For founders, this quadrant might remain appealing. The lack of defensibility means constant reinvention, but capital efficiency means profitability while it lasts. Startups in this quadrant look like successful proprietary trading firms whose strategies may only last weeks before a new pivot.
This is an ugly space for investors who just want to get on the cap table. A path to defensibility matters because every bout of reinvention is more product and market risk you are taking.
3. Capital-intensive moats: Low efficiency, high defensibility
Some startups demand vast sums but once built, they stand impregnable. Tesla’s billions in manufacturing and Nvidia’s R&D dominance illustrate this. AI can deepen these moats—think autonomous systems or chip design—making the upfront cost a worthy bet.
4. Costly gambles: Low efficiency, low defensibility
The least appealing scenario: startups that guzzle capital without securing an edge. In previous investment waves, sharing economy startups like Bird and Lime fell into this zone. In an AI-driven world, these are cautionary tales—capital sinks with little staying power.
Can the most significant AI companies that build the models ultimately build capital-intensive moats, or will they become costly gambles?
With the pace of improvements, frontier-class models become commodities in months, perhaps weeks.
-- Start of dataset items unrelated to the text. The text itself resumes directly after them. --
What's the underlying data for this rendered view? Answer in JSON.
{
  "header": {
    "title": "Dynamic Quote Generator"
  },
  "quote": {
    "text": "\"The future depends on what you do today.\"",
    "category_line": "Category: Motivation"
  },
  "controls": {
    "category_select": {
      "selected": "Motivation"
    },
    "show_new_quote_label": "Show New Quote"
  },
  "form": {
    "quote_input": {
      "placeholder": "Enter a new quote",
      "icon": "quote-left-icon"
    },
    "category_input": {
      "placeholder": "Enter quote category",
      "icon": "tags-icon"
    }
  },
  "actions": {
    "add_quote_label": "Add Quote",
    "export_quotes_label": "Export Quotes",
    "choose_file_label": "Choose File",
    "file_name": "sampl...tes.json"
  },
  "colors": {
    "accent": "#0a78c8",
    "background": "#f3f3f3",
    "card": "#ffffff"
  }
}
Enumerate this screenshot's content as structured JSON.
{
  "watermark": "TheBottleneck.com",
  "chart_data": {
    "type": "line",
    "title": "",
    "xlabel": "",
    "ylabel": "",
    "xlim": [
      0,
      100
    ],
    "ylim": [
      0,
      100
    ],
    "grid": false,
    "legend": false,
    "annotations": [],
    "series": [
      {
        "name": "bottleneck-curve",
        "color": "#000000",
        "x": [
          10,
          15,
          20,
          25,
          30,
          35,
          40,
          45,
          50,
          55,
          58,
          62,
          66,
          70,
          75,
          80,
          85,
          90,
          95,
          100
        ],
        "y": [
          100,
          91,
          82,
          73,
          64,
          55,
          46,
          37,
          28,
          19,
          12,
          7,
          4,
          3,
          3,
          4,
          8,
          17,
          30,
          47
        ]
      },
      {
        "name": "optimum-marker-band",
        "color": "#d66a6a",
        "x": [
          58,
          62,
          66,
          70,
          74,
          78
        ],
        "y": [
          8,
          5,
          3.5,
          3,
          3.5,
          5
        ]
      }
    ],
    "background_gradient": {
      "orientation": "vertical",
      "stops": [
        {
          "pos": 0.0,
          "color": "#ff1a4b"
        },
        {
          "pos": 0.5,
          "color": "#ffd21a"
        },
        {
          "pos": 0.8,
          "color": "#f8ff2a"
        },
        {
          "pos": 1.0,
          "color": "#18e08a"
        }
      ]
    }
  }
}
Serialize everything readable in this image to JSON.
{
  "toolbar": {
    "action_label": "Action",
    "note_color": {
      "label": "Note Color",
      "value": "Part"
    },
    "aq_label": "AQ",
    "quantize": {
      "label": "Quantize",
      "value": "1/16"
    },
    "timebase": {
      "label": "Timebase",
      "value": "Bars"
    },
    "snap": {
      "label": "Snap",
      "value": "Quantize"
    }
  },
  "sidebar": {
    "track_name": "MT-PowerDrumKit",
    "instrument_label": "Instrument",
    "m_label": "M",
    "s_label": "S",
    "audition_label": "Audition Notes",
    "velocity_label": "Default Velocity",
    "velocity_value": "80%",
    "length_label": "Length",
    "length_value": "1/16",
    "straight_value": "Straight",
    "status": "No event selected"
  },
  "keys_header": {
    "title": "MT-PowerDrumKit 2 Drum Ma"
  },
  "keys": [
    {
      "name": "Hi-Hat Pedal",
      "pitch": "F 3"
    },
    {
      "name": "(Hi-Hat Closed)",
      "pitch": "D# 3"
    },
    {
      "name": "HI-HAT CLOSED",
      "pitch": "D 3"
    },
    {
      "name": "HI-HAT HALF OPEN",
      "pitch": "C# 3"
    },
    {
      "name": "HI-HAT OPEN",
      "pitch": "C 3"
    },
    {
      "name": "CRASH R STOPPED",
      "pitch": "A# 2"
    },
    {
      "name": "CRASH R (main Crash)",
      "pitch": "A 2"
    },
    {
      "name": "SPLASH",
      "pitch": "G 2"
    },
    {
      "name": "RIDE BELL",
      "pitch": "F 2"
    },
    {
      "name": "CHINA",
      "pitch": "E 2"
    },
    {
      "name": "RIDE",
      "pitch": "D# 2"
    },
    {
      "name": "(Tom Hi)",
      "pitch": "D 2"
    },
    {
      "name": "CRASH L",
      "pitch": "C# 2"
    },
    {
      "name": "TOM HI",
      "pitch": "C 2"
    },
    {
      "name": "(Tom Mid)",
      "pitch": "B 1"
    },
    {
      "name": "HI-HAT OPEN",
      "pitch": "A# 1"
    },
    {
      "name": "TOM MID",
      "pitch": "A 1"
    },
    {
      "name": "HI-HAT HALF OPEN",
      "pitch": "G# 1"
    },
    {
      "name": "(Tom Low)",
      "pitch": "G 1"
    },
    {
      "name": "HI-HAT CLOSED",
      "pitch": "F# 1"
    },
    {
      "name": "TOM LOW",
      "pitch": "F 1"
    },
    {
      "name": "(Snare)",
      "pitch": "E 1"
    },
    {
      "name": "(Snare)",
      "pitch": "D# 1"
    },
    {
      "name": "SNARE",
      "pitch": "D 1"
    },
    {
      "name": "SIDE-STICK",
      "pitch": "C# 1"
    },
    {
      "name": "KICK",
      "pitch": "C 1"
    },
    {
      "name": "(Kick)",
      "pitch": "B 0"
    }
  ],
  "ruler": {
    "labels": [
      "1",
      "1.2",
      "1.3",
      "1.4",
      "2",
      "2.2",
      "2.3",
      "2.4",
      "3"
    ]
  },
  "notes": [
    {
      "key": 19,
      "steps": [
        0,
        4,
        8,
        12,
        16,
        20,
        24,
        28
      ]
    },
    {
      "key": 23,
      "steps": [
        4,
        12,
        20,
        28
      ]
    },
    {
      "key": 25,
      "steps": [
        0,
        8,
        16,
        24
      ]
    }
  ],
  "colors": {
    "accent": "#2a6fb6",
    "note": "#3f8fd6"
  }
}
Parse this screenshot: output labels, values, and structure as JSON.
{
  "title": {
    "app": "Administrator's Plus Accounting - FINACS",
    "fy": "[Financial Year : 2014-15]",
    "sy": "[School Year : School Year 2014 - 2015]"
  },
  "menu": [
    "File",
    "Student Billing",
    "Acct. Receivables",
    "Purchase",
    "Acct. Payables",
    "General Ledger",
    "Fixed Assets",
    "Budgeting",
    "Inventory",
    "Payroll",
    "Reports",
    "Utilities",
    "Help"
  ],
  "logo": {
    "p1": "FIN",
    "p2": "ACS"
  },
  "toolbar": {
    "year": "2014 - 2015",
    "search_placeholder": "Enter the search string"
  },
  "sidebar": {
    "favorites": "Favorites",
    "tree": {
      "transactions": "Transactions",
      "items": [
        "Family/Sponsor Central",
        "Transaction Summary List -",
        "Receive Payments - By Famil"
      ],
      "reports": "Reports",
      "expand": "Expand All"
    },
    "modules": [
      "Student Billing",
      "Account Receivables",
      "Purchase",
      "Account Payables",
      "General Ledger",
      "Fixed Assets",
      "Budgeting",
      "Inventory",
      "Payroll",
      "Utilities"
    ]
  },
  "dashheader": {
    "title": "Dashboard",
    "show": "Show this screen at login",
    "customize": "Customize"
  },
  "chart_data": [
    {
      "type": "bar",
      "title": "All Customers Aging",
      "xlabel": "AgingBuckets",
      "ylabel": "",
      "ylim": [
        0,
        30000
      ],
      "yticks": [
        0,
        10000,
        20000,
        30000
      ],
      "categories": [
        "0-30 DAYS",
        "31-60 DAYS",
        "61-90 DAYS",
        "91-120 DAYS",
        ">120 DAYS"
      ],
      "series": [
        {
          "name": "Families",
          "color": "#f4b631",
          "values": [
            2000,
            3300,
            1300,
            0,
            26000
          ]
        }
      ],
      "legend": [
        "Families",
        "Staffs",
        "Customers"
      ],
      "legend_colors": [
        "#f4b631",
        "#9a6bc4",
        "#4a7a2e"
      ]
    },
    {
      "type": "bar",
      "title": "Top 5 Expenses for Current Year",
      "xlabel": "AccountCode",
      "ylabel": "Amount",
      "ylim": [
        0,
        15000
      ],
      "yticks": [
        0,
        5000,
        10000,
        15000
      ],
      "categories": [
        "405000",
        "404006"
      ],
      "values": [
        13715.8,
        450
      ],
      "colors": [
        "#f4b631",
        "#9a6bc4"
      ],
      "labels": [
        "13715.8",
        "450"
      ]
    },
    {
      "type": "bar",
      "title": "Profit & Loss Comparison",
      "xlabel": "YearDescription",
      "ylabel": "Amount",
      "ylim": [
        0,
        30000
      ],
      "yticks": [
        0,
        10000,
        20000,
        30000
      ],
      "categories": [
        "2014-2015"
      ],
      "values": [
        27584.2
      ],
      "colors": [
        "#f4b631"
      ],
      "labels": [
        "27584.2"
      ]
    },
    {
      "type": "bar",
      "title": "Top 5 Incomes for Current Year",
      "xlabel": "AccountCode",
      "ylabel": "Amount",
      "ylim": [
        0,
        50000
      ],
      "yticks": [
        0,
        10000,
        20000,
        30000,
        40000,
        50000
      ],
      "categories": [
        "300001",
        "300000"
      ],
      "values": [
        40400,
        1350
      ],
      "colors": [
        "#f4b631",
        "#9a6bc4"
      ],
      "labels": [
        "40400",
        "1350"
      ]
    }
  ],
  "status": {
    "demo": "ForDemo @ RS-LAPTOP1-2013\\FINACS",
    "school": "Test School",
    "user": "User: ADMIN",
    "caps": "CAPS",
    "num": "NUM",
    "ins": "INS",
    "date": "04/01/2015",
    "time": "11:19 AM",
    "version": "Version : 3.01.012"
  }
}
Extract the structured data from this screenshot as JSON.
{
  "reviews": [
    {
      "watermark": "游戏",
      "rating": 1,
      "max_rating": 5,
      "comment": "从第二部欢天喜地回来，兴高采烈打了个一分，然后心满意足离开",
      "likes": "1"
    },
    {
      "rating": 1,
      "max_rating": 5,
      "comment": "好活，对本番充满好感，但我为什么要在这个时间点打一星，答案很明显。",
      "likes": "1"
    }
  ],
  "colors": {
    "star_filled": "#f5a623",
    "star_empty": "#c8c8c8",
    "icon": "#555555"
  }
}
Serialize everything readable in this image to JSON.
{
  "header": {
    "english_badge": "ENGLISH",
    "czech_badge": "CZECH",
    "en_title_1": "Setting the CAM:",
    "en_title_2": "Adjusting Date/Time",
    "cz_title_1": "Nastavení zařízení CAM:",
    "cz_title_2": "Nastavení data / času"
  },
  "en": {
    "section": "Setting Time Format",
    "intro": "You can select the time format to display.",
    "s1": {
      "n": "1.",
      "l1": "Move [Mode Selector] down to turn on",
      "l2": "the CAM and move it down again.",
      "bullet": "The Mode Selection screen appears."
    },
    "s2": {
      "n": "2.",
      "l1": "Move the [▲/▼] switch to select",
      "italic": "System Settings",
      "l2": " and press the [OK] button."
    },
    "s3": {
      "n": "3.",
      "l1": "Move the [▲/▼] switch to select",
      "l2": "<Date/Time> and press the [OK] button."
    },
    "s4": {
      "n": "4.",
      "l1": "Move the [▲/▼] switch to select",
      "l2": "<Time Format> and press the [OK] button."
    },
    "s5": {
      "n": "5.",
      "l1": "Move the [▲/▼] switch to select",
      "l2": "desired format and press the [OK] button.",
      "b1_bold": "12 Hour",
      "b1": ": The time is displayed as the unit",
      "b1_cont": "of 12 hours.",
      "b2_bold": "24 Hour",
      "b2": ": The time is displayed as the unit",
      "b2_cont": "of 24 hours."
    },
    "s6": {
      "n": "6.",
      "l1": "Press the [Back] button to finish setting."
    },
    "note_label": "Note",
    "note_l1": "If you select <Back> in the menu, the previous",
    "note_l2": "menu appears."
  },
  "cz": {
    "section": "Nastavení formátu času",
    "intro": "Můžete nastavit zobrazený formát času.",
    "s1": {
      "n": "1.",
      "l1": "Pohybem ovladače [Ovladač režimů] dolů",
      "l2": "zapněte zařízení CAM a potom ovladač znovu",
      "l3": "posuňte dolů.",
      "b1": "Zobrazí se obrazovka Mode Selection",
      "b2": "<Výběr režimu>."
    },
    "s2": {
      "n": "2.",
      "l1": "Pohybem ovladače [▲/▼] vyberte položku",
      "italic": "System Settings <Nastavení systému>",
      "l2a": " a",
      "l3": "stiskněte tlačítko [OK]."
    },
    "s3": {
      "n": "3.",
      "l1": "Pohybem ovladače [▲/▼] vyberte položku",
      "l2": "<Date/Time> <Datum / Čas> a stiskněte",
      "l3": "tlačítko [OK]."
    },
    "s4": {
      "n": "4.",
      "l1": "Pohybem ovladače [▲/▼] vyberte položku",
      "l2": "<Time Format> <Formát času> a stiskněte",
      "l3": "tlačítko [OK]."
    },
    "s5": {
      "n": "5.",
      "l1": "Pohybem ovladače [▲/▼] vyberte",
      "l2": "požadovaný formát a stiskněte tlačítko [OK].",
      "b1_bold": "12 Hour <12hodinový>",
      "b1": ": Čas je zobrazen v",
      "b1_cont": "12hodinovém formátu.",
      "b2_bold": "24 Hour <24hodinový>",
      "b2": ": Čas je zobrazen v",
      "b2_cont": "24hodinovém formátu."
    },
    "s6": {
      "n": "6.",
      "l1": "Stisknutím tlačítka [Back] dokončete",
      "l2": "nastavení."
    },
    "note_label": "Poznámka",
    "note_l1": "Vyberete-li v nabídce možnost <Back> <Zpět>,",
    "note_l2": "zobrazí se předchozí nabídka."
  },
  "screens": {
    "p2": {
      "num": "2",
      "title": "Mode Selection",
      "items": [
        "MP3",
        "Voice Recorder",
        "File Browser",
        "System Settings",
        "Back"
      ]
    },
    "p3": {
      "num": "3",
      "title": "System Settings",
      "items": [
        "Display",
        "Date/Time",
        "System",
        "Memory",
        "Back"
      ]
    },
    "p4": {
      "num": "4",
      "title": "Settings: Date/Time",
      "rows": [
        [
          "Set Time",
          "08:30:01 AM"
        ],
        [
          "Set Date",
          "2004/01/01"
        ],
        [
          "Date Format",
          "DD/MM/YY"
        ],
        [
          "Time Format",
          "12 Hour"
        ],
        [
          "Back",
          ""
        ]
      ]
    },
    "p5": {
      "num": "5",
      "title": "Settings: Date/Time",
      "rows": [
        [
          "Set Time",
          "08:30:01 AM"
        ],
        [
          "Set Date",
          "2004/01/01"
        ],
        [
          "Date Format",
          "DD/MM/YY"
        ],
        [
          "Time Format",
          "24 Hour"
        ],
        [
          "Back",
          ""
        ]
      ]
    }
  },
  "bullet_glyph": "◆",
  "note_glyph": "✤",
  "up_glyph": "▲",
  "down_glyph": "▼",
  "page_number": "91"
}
Prices drop hundreds of times in a matter of months. Those expensive GPUs have a shelf-life. The accountants may depreciate them over five years, but the infrastructure managers know that a couple of years of hard running will leave exhausted silicon needing replacement. All this adds up to greater demands on capital.
AI’s most profound effect may be its push toward the Fleeting Innovators quadrant of high efficiency and low defensability.